25. In the improvement of claim 10, comprising fastener means for separably securing said panels to each other.

26. In the improvement of claim 25, wherein the distance between said supporting portion and said other panel approximates 8 mm while said panels are fastened to each other.

27. In the improvement of claim 25, wherein said panels have respective first sides which cooperate to define said face and respective second sides located adjacent said device, said panels also having respective marginal portions which are located adjacent one another and are secured to each other by said fastener means.

28. In the improvement of claim 27, wherein said panels have reinforcing skirts provided at said marginal portions thereof and extending beyond said second sides of the respective panels, said skirts having registering openings and said fastener means comprising bolts extending through said registering openings.
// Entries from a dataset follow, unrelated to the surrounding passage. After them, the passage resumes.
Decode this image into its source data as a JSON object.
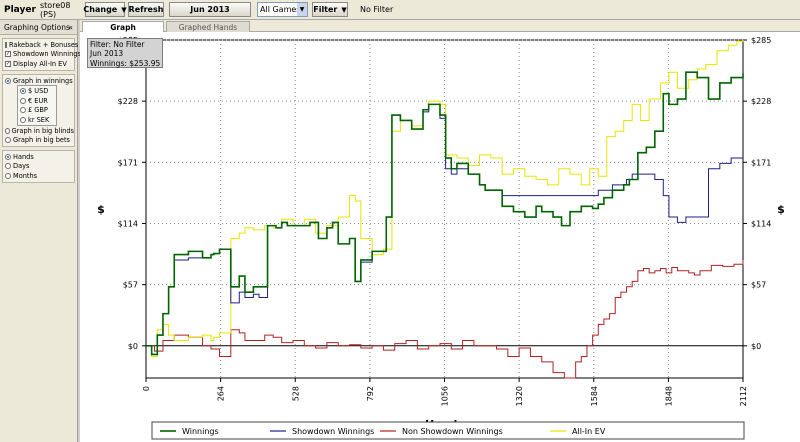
{
  "toolbar": {
    "player_label": "Player",
    "player_name": "store08 (PS)",
    "change_label": "Change",
    "refresh_label": "Refresh",
    "date_label": "Jun 2013",
    "games_value": "All Games",
    "filter_label": "Filter",
    "filter_status": "No Filter"
  },
  "sidebar": {
    "title": "Graphing Options",
    "checkboxes": [
      {
        "label": "Rakeback + Bonuses",
        "checked": false
      },
      {
        "label": "Showdown Winnings",
        "checked": true
      },
      {
        "label": "Display All-In EV",
        "checked": true
      }
    ],
    "graph_in_winnings": "Graph in winnings",
    "currencies": [
      {
        "label": "$ USD",
        "selected": true
      },
      {
        "label": "€ EUR",
        "selected": false
      },
      {
        "label": "£ GBP",
        "selected": false
      },
      {
        "label": "kr SEK",
        "selected": false
      }
    ],
    "graph_in_big_blinds": "Graph in big blinds",
    "graph_in_big_bets": "Graph in big bets",
    "x_units": [
      {
        "label": "Hands",
        "selected": true
      },
      {
        "label": "Days",
        "selected": false
      },
      {
        "label": "Months",
        "selected": false
      }
    ]
  },
  "tabs": [
    "Graph",
    "Graphed Hands"
  ],
  "info_box": {
    "line1": "Filter: No Filter",
    "line2": "Jun 2013",
    "line3": "Winnings: $253.95"
  },
  "chart_data": {
    "type": "line",
    "xlabel": "Hands",
    "ylabel": "$",
    "xlim": [
      0,
      2112
    ],
    "ylim": [
      -30,
      285
    ],
    "x_ticks": [
      "0",
      "264",
      "528",
      "792",
      "1056",
      "1320",
      "1584",
      "1848",
      "2112"
    ],
    "y_ticks": [
      "$0",
      "$57",
      "$114",
      "$171",
      "$228",
      "$285"
    ],
    "grid": true,
    "legend_position": "bottom",
    "series": [
      {
        "name": "Winnings",
        "color": "#006400",
        "x": [
          0,
          20,
          40,
          60,
          80,
          100,
          150,
          200,
          230,
          240,
          260,
          300,
          330,
          350,
          380,
          400,
          430,
          460,
          480,
          500,
          540,
          580,
          610,
          640,
          660,
          680,
          720,
          740,
          760,
          800,
          850,
          870,
          900,
          940,
          980,
          1000,
          1040,
          1060,
          1080,
          1100,
          1140,
          1180,
          1200,
          1260,
          1300,
          1340,
          1380,
          1400,
          1440,
          1470,
          1500,
          1540,
          1580,
          1600,
          1620,
          1650,
          1690,
          1710,
          1740,
          1770,
          1800,
          1830,
          1850,
          1880,
          1910,
          1950,
          1990,
          2030,
          2070,
          2112
        ],
        "y": [
          0,
          -8,
          10,
          30,
          55,
          85,
          88,
          82,
          85,
          86,
          90,
          55,
          65,
          50,
          55,
          55,
          112,
          110,
          115,
          112,
          112,
          115,
          100,
          110,
          115,
          95,
          100,
          60,
          80,
          88,
          120,
          215,
          210,
          202,
          220,
          225,
          215,
          175,
          165,
          170,
          160,
          150,
          145,
          130,
          125,
          120,
          130,
          125,
          120,
          112,
          125,
          130,
          128,
          132,
          138,
          145,
          150,
          155,
          180,
          185,
          200,
          235,
          225,
          230,
          255,
          250,
          230,
          245,
          250,
          253.95
        ]
      },
      {
        "name": "Showdown Winnings",
        "color": "#1e1e8c",
        "x": [
          0,
          20,
          40,
          60,
          80,
          100,
          150,
          200,
          230,
          240,
          260,
          300,
          330,
          350,
          380,
          400,
          430,
          460,
          480,
          500,
          540,
          580,
          610,
          640,
          660,
          680,
          720,
          740,
          760,
          800,
          850,
          870,
          900,
          940,
          980,
          1000,
          1040,
          1060,
          1080,
          1100,
          1140,
          1180,
          1200,
          1260,
          1300,
          1340,
          1380,
          1400,
          1440,
          1470,
          1500,
          1540,
          1580,
          1600,
          1650,
          1700,
          1720,
          1760,
          1800,
          1830,
          1850,
          1880,
          1910,
          1950,
          1990,
          2030,
          2070,
          2112
        ],
        "y": [
          0,
          -8,
          10,
          30,
          55,
          80,
          82,
          82,
          85,
          86,
          90,
          40,
          50,
          45,
          48,
          45,
          112,
          110,
          115,
          112,
          112,
          115,
          100,
          110,
          115,
          95,
          100,
          60,
          78,
          88,
          120,
          215,
          210,
          202,
          218,
          225,
          212,
          165,
          160,
          165,
          160,
          150,
          145,
          140,
          140,
          140,
          140,
          140,
          140,
          140,
          140,
          140,
          140,
          145,
          150,
          155,
          160,
          160,
          155,
          140,
          120,
          115,
          120,
          120,
          165,
          170,
          175,
          175
        ]
      },
      {
        "name": "Non Showdown Winnings",
        "color": "#b22222",
        "x": [
          0,
          30,
          60,
          100,
          150,
          200,
          230,
          260,
          300,
          330,
          350,
          380,
          420,
          450,
          480,
          520,
          560,
          600,
          640,
          680,
          720,
          760,
          800,
          840,
          880,
          920,
          960,
          1000,
          1040,
          1080,
          1120,
          1160,
          1200,
          1240,
          1280,
          1320,
          1360,
          1400,
          1440,
          1480,
          1520,
          1540,
          1560,
          1580,
          1600,
          1620,
          1640,
          1660,
          1680,
          1700,
          1720,
          1740,
          1760,
          1780,
          1800,
          1820,
          1840,
          1860,
          1880,
          1900,
          1920,
          1940,
          1960,
          2000,
          2040,
          2080,
          2112
        ],
        "y": [
          0,
          -5,
          5,
          10,
          8,
          0,
          -3,
          -10,
          15,
          12,
          5,
          5,
          10,
          8,
          3,
          5,
          0,
          -2,
          3,
          0,
          1,
          -2,
          0,
          -4,
          2,
          5,
          -3,
          0,
          2,
          -3,
          5,
          0,
          0,
          -3,
          -10,
          -2,
          -10,
          -15,
          -25,
          -30,
          -15,
          -10,
          0,
          10,
          20,
          25,
          30,
          45,
          50,
          55,
          60,
          70,
          72,
          68,
          70,
          72,
          68,
          73,
          70,
          70,
          68,
          66,
          70,
          75,
          74,
          76,
          80
        ]
      },
      {
        "name": "All-In EV",
        "color": "#e6e600",
        "x": [
          0,
          20,
          40,
          60,
          80,
          100,
          150,
          200,
          230,
          240,
          260,
          300,
          330,
          350,
          380,
          420,
          450,
          480,
          520,
          560,
          600,
          640,
          680,
          720,
          740,
          760,
          800,
          840,
          870,
          900,
          940,
          980,
          1000,
          1040,
          1060,
          1100,
          1140,
          1180,
          1220,
          1260,
          1300,
          1340,
          1380,
          1420,
          1460,
          1500,
          1540,
          1570,
          1600,
          1630,
          1660,
          1690,
          1720,
          1750,
          1780,
          1820,
          1850,
          1880,
          1920,
          1950,
          1980,
          2020,
          2060,
          2090,
          2112
        ],
        "y": [
          0,
          -10,
          15,
          20,
          10,
          5,
          8,
          10,
          5,
          8,
          12,
          100,
          105,
          110,
          108,
          112,
          110,
          118,
          112,
          118,
          105,
          112,
          120,
          140,
          135,
          100,
          85,
          90,
          200,
          210,
          205,
          220,
          228,
          225,
          178,
          175,
          168,
          178,
          175,
          160,
          165,
          158,
          155,
          150,
          165,
          160,
          150,
          165,
          158,
          195,
          200,
          210,
          225,
          210,
          230,
          245,
          255,
          240,
          248,
          258,
          262,
          275,
          280,
          284,
          285
        ]
      }
    ]
  }
}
29. In the improvement of claim 27, wherein said marginal portions have reinforcing elements extending beyond said second sides of said panels and said fastener means separably connects such elements to each other.

30. In the improvement of claim 27, wherein said marginal portion of said other panel has a reinforcing skirt extending beyond said second side thereof, said second sides constituting the undersides of said panels and said supporting portion having a socket disposed below said skirt, said skirt having a predetermined thickness and said socket having a width at least slightly exceeding said thickness.

31. In the improvement of claim 27, wherein said other panel comprises a reinforcing element extending a predetermined first distance beyond said first side of said other panel and further extending beyond said second side of said other panel and overlying said supporting portion, the distance between said supporting unit and said reinforcing element exceeding said predetermined distance.

32. In the improvement of claim 27, wherein said marginal portions abut against each other in a predetermined plane and said supporting portion has a socket aligned with said marginal portion of said other panel as well as a camming portion adjacent to said socket, said socket being disposed between said camming portion and said mounting unit and said camming portion defining a pivot axis for said other panel subsequent to movement of said marginal portion of said other panel into said socket upon separation of said panels from each other.

33. In the improvement of claim 32, wherein said second sides are the undersides of said panels and said socket has an end located in substantial alignment with said predetermined plane.

34. In the improvement of claim 32, wherein said camming portion has a cam face for said other panel.

35. In the improvement of claim 34, wherein said cam face includes a plurality of mutually inclined portions.

36. In the improvement of claim 35, wherein said mutually inclined portions include a relatively steep first portion immediately adjacent to said socket and at least one less steeply inclined second portion adjacent to said first portion.

37. In the improvement of claim 27, wherein said connecting means is designed to separably connect said mounting portion to said one panel.

38. In the improvement of claim 37, wherein said one panel has an opening and said connecting means comprises a bolt extending into said opening.

39. In the improvement of claim 38, wherein said second sides are the undersides of said panels and said one panel comprises a reinforcing rib having a portion adjacent to said marginal portion of said one panel, said opening being provided in said rib, said other panel having a reinforcing element provided at the respective marginal portion and extending downwardly beyond said second side of said other panel, said reinforcing element having an edge face remote from said second side of said other panel and being spaced apart from said supporting portion of said dismantling device while said panels are connected to each other.

40. In the improvement of claim 39, wherein said mounting portion comprises carrier means extending in substantial parallelism with said rib and an arm rigid with said carrier means and adjacent to said rib, said bolt being provided on said arm and said opening being provided in said rib.

41. In the improvement of claim 40, wherein said bolt is rotatably mounted in and is permanently secured to said arm.